The liquidator of the Company alleged that Mr Heading contravened s 588G(2) of the Corporations Act 2001 (Cth) (‘CA’) by failing to prevent the Company from incurring debts whilst it was insolvent. The liquidator brought the proceedings pursuant to s 588M of the CA against Mr Heading’s estate in bankruptcy (‘the Estate’) seeking to recover an amount equal to the loss or damage incurred from the alleged insolvent trading as a debt due to the Company of approximately $4 million.
By the date the proceedings commenced, Mr Heading had been discharged from bankruptcy by the operation of s 149 Bankruptcy Act 1966 (‘BA’). Prior to his discharge, no liability of Mr Heading to the plaintiffs under s 588M of the CA had been established by a court order, arbitral award or settlement.
As at the date of the alleged contravention, there existed a policy of insurance in which Mr Heading was insured against conduct performed in his capacity as a director or officer of the Company. ‘Extension 2(g)’ of the policy was as follows:
‘Spousal / Legal Representatives Cover
This Policy shall apply in the event the lawful spouse of any Director or Officer is the subject of enforcement proceedings in respect of a judgment against such Director or Officer for a Wrongful Act of that Director or Officer for which he would have received cover under this Policy and at his request.
This Policy shall apply in the event of the death or incompetency or bankruptcy of a Director or Officer to their estate, heirs, legal representatives or assigns, for Loss incurred due to any Wrongful Act of such Director or Officer for which he would have received cover under this Policy.’ [emphasis in original, showing defined terms] (‘Policy’)
The issue determined by the Court by way of separate question was whether, if the contravention alleged against Mr Heading were to be established, a liability pursuant to s 588M(2) of the CA incurred by Mr Heading prior to his discharge from bankruptcy would be a liability to which the Policy would respond in respect of the Estate, notwithstanding his personal discharge from bankruptcy.
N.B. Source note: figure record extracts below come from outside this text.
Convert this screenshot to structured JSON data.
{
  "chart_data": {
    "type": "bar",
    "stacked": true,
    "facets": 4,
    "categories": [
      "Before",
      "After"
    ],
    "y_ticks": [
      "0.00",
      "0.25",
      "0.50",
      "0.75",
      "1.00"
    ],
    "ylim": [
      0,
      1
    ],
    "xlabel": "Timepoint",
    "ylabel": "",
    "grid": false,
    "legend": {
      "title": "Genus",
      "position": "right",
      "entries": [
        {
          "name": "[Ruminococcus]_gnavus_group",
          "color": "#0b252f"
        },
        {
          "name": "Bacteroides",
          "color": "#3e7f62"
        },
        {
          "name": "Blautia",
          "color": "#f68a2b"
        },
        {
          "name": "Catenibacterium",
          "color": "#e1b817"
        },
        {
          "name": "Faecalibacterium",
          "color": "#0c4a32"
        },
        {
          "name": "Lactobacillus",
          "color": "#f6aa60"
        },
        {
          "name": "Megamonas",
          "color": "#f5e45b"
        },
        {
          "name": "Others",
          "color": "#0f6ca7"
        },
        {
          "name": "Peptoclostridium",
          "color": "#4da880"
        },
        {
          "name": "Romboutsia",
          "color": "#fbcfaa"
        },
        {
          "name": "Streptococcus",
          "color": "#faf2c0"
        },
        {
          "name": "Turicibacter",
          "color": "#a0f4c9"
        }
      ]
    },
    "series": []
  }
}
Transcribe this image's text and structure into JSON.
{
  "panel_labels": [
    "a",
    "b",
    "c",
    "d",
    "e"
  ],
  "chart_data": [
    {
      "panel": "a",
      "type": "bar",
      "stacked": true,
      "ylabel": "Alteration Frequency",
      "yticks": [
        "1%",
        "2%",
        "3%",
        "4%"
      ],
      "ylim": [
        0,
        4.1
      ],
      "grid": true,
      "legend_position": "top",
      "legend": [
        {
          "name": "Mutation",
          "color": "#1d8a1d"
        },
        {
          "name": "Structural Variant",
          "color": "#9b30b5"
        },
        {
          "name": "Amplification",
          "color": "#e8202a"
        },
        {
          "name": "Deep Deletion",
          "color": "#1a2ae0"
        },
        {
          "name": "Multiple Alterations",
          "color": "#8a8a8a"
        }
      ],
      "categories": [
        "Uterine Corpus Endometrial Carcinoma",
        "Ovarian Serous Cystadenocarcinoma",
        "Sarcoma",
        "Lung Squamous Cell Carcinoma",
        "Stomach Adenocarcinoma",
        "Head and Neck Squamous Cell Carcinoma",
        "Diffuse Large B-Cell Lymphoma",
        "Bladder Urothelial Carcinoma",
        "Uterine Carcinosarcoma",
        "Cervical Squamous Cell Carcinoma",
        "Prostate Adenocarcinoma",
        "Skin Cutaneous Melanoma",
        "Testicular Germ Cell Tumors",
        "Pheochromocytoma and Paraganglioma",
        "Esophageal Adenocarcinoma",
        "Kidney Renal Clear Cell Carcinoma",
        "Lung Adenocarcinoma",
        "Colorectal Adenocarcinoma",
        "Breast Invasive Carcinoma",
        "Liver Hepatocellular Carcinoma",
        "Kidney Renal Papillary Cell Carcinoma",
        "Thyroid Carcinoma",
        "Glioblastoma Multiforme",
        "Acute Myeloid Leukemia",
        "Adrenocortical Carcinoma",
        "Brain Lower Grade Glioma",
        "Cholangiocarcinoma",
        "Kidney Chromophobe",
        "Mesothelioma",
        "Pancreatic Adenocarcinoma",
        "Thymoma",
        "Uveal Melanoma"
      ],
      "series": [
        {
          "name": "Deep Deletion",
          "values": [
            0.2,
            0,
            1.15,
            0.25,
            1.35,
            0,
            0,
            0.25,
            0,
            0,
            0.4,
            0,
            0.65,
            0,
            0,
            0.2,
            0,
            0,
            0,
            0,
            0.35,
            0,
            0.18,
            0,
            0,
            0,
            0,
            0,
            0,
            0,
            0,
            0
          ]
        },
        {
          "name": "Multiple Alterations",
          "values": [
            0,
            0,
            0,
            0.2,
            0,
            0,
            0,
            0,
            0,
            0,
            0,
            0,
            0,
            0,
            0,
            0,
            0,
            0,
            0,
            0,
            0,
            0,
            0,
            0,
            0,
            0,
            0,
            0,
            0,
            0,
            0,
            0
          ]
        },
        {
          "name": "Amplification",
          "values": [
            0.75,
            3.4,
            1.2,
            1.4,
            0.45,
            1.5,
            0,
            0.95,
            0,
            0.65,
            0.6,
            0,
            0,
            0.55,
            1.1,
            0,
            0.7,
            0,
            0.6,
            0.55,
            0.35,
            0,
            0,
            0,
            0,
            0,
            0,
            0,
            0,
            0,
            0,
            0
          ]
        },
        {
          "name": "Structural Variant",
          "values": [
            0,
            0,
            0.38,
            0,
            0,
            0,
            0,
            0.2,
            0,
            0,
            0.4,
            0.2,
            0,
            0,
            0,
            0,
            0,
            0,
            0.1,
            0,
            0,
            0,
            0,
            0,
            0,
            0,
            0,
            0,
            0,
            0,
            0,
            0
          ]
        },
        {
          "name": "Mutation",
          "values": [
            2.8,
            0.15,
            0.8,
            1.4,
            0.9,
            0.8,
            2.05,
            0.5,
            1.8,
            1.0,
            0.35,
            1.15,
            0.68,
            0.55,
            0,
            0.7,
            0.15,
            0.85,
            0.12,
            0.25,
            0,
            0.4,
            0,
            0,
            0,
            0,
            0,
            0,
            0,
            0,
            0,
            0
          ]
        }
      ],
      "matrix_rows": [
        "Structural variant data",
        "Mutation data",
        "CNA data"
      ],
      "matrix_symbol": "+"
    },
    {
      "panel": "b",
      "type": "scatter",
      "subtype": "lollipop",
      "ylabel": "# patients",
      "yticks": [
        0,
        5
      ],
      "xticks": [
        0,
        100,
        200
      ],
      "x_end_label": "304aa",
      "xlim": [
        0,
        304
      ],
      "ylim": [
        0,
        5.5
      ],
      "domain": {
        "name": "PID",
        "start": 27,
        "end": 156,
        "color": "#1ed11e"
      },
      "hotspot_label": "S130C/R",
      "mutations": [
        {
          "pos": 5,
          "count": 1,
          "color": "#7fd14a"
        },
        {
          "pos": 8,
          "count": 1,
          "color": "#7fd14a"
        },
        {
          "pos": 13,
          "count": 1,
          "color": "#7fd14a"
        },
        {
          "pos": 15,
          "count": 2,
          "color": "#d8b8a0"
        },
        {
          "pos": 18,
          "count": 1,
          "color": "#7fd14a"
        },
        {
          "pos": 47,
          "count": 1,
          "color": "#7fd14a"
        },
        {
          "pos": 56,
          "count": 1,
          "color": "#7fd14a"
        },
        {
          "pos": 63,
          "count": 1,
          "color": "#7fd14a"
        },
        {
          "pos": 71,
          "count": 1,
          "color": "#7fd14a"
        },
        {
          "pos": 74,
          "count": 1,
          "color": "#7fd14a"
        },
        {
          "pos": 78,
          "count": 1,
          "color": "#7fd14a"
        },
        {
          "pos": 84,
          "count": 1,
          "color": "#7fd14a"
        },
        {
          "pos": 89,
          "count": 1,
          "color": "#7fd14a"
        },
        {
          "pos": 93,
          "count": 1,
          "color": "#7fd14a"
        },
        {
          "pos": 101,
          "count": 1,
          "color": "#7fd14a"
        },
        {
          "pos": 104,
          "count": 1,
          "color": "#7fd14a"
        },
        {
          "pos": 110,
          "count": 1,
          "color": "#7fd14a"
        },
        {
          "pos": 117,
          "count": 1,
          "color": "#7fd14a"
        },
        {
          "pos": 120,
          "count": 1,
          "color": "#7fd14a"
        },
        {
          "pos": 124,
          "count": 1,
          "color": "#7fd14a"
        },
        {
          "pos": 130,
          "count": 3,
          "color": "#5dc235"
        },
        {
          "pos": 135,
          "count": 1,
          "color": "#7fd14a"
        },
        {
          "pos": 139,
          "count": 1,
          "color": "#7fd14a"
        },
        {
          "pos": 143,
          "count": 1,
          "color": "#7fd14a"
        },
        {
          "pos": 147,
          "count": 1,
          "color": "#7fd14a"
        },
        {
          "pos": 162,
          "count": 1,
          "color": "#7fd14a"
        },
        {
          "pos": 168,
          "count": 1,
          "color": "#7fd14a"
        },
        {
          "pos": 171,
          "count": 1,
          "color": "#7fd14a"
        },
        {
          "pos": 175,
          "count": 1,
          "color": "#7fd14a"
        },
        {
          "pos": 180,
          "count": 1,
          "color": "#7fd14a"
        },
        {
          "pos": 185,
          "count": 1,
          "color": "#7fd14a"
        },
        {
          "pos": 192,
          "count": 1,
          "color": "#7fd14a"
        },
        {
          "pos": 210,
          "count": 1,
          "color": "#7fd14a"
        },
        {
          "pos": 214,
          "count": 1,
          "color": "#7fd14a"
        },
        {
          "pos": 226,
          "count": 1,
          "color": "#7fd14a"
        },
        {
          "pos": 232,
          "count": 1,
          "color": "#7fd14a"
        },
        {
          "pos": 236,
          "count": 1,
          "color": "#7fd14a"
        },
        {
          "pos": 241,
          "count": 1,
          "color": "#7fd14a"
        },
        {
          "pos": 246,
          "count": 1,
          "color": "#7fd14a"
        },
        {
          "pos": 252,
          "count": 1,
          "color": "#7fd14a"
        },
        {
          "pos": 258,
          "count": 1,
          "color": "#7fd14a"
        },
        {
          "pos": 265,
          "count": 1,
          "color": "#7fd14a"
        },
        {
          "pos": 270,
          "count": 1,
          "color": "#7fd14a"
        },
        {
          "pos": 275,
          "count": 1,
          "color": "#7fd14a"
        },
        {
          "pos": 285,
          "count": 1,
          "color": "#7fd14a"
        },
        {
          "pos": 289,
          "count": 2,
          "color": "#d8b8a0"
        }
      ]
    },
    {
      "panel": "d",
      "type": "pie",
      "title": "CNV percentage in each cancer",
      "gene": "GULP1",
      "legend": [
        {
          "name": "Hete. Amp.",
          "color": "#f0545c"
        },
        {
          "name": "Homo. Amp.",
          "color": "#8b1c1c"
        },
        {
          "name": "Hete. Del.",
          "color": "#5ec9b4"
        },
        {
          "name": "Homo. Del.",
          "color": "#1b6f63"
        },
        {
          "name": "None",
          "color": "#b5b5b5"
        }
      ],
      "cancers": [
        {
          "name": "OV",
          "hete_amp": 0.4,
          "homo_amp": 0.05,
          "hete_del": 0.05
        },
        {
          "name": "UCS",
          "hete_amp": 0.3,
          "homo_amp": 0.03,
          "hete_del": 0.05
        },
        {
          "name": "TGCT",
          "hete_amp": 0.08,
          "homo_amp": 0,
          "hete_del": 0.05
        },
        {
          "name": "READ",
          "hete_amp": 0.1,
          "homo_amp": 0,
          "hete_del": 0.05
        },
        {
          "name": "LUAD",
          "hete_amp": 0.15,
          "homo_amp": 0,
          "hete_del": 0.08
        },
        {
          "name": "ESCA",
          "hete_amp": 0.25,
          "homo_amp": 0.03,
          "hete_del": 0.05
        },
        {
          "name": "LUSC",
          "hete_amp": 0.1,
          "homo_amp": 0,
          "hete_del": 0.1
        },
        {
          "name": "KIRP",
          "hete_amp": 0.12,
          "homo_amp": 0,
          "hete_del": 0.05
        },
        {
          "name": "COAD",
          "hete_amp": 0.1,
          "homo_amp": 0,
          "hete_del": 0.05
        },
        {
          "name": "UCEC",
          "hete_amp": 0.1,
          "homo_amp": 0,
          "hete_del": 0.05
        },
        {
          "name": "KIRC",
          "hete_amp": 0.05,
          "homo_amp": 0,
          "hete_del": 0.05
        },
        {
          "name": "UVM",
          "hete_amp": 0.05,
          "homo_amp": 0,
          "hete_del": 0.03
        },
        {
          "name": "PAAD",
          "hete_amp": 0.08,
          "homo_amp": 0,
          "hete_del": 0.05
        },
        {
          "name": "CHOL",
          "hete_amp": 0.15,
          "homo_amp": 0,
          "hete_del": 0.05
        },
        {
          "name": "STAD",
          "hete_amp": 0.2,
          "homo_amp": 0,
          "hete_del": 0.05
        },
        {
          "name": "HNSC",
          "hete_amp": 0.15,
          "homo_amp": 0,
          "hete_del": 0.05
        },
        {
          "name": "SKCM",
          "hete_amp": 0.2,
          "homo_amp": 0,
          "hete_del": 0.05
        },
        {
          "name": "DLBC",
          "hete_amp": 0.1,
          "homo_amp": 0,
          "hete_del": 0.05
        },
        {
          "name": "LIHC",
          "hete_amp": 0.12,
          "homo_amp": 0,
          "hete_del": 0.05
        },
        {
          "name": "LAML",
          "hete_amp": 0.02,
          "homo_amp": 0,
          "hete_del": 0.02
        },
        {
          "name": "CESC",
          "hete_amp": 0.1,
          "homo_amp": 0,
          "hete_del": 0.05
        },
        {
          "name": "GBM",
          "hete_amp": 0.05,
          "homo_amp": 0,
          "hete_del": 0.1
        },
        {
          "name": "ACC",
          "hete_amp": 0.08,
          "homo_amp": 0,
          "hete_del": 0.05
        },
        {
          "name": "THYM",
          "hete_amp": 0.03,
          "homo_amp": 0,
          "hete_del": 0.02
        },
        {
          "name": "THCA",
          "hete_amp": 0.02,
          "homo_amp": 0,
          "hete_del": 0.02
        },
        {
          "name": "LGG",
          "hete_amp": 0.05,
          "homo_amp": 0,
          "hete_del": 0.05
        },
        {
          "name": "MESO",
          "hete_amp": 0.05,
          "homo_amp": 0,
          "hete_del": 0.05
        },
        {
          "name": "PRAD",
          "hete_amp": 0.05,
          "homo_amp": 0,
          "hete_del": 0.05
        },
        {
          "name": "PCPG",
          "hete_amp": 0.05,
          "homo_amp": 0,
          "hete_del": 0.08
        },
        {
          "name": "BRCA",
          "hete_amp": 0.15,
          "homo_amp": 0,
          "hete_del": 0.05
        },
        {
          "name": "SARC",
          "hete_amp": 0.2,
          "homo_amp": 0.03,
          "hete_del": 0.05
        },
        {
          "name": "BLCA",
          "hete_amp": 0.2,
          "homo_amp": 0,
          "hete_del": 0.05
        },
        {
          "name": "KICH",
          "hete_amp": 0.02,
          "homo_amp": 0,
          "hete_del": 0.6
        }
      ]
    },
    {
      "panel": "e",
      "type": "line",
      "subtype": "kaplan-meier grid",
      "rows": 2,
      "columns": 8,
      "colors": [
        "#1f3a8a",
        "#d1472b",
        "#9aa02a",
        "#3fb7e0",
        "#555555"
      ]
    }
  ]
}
Determination turned upon consideration of relevant provisions of the BA and construction of the Policy.
Principles of bankruptcy law: There was considerable common ground as to the proper construction of the BA and as to background facts. In particular, it was common ground that any liability of Mr Heading pursuant to s 588M(2) of the CA to the Company was, and remains, a debt provable in the Estate by virtue of s 82 of the BA notwithstanding his discharge from bankruptcy (see Tarea Management (North Shore) Pty Ltd (in liq) v Glass (1991) 28 FCR 93).
Accordingly, a liability of a bankrupt incurred prior to the date of bankruptcy is converted into a claim for proof. To the extent that a bankrupt estate is unable to meet all creditors’ claims, the bankrupt is released from the debt upon his or her discharge. The discharge operates to release the former bankrupt but not to release the estate.